Canadians reflect on COVID-19 pandemic 5 years later: ‘How did we survive?’
Global News
The World Health Organization's declaration of a global pandemic on March 11, 2020, set into motion policies that would upend the lives of Canadians for years to come.
There had been warning signs for months.
There were the reports of dangerous flu-like symptoms in Asia. News of the lockdown that kept tens of millions of people inside their homes in China. Here at home, the growing ubiquity of blue surgical masks. The advice to sing “Happy Birthday” while washing your hands.
In March 2020, Ren Navarro recalled seeing large bottles of hand sanitizer at a beer event in Guelph, Ont., where she was a panellist. The Queen of Craft crowd was thinner than it should’ve been.

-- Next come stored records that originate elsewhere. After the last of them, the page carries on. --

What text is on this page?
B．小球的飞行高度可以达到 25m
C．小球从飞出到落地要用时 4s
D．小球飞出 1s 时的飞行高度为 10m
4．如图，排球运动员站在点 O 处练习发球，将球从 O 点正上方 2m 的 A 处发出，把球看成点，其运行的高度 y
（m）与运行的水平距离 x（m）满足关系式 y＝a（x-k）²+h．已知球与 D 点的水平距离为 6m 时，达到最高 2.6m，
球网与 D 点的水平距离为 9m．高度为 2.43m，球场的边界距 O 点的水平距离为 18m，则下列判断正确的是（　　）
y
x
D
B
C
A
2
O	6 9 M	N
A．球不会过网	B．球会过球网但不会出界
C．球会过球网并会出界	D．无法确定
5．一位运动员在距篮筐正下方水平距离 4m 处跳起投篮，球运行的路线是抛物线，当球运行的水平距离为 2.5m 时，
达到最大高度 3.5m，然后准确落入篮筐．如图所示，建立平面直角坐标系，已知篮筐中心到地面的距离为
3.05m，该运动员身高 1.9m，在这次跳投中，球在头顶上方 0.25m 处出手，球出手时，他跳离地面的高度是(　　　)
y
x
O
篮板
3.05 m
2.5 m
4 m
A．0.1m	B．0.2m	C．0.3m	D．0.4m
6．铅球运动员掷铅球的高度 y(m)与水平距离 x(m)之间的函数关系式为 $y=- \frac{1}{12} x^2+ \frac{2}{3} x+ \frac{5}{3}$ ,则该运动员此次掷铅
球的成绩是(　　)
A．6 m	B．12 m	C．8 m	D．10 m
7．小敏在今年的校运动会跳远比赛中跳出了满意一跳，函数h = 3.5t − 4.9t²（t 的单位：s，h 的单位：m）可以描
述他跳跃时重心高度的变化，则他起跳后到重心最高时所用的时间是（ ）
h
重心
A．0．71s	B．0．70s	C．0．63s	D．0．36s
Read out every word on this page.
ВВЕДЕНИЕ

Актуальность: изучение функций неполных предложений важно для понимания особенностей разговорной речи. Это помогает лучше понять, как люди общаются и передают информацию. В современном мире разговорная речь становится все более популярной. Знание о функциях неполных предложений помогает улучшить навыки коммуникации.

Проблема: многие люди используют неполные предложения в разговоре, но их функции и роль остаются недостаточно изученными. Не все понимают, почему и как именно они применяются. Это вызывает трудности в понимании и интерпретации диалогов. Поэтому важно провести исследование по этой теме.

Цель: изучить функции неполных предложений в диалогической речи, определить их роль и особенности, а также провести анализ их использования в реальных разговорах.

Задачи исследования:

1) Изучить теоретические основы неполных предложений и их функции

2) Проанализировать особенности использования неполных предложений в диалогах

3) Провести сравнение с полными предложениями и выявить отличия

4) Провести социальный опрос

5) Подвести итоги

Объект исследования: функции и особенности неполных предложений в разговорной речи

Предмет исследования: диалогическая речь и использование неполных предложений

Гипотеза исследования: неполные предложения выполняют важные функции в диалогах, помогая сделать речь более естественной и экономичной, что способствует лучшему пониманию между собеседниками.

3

It was being live-streamed for people at home.
“This was kind of like the unknowing precursor to what was going to happen,” she said in a recent interview.
Days later, Navarro awoke to news of a sweeping shutdown meant to rein in the spread of the novel coronavirus in Ontario — measures that would soon intensify and take hold across the country.
It was her 45th birthday.
“I just remember, at some point, sitting on the sofa and crying,” she said, even though she hadn’t planned anything special to mark the occasion. Soon came the official stay-at-home order. Her world was suddenly contained to a two-bedroom apartment in Kitchener, Ont., with her wife, two cats, and no work.
The World Health Organization’s declaration of a global pandemic on March 11, 2020, set into motion policies that would upend the lives of Canadians for years to come – from the closing of borders, to shutting down schools and businesses, to banning social gatherings.